Clearly, the EU and Japan hold major untapped economic potential in the sphere of trade and investment. Their Free Trade Agreement, similar approaches and close alignment can serve as important tools and mechanisms to embark on new ventures. 

Security cooperation

Japan relies strongly on its allies for security guarantees, especially from the US. Because of its proximity across the Pacific, Tokyo has closer ties to the US than most European nations. However, shifting US allegiances, priorities and policies have raised tensions in Asia. During his Presidency, Trump engaged in dialogues with North Korea, whose aggression had been one of the key reasons for Japan’s military development, portraying the US as a temperamental ally to Tokyo. In this context, the EU, with its stable, yet slow-moving bureaucracy and value-based approach arises as a strongholder and potential auxiliary. Yet, the EU does not hold strong security competences and is not a military force, thereby lacking sufficient ability to project power as a major security actor in the region. Nevertheless, the individual countries in Europe could be able to provide the guaranties and support that Japan would require. For instance, Britain has already signed joint defence pacts with Japan and Germany is joining Japan in military procurement. 

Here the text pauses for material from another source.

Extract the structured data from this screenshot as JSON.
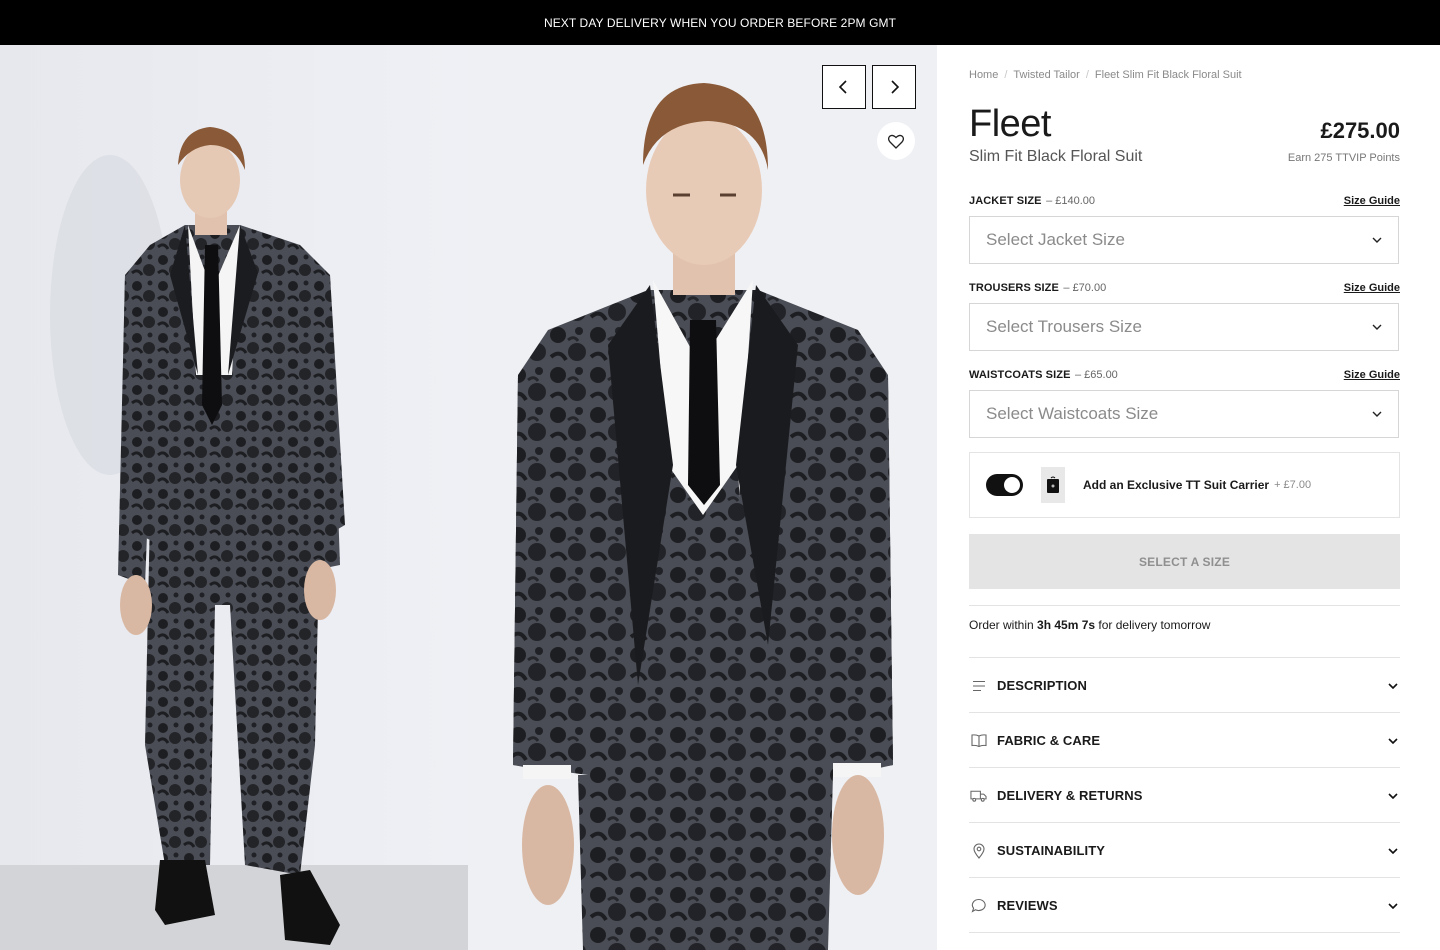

Tokyo has also opened up to the possibility of exporting domestically produced military equipment. This change in policy is primarily designed for Japan to export the products of its joint fighter jet programs to countries it signs defence equipment and technology transfer deals with, a measure primarily in place to try to earn back a return on its investment related to the program.  

Cultural exports

In the last 50 years, Japan has followed a policy known as “Cool Japan”. This has been a project of cultural exports, mainly to nations in western Europe and the USA. Its impact is obvious, with Anime shows like Dragon Ball and Attack on Titan having massive followings in the western world. Sushi and ramen have become a staple in most European countries, while videos and stories of life in Japan continue to attract tourists and exchange students. However, as with most of these opportunities, they have been primarily aimed at the US, and there has been a distinct lack of focus on Europe. While Europe has not been as important to Japan in modern history, this is changing, and cultural exports are changing with it. Today, Japanese media meet an interesting intersection with European history and aesthetics. But if Japan decided to further reach out to Europe and the EU, it would see the positive results of its action in both the short and long term. More interest in Japan from European citizens leads to positive outcomes across the board, with increased foreign investments, numbers of foreign members of the workforce, exchanges and cooperation. By building closer ties, Europe can forge a similarly strong relationship to the one that Japan already has with the US, enhancing cooperation on international policy. 

A rising Tide
As hedging your bets and diversifying becomes the global norm, Japan is looking for new partners in its campaign to secure the home island, engage in free trade, export its culture and uphold the rules-based world order. In these efforts, Europe and the EU have proven to be dependable allies, with Europe presenting itself as a like-minded partner in more than one arena. With Japan already taking part in NATO meetings and activities as an AP4 partner and a non-member participant under the informal cooperation framework in place, Japan is looking to shore up as much support and cooperation as it can, also from European partners. Undoubtedly Europe can provide more for the Island nation, and one day Japan may be able to rely not only on the US for its security, cultural, and trade needs, but also on the EU and vice versa.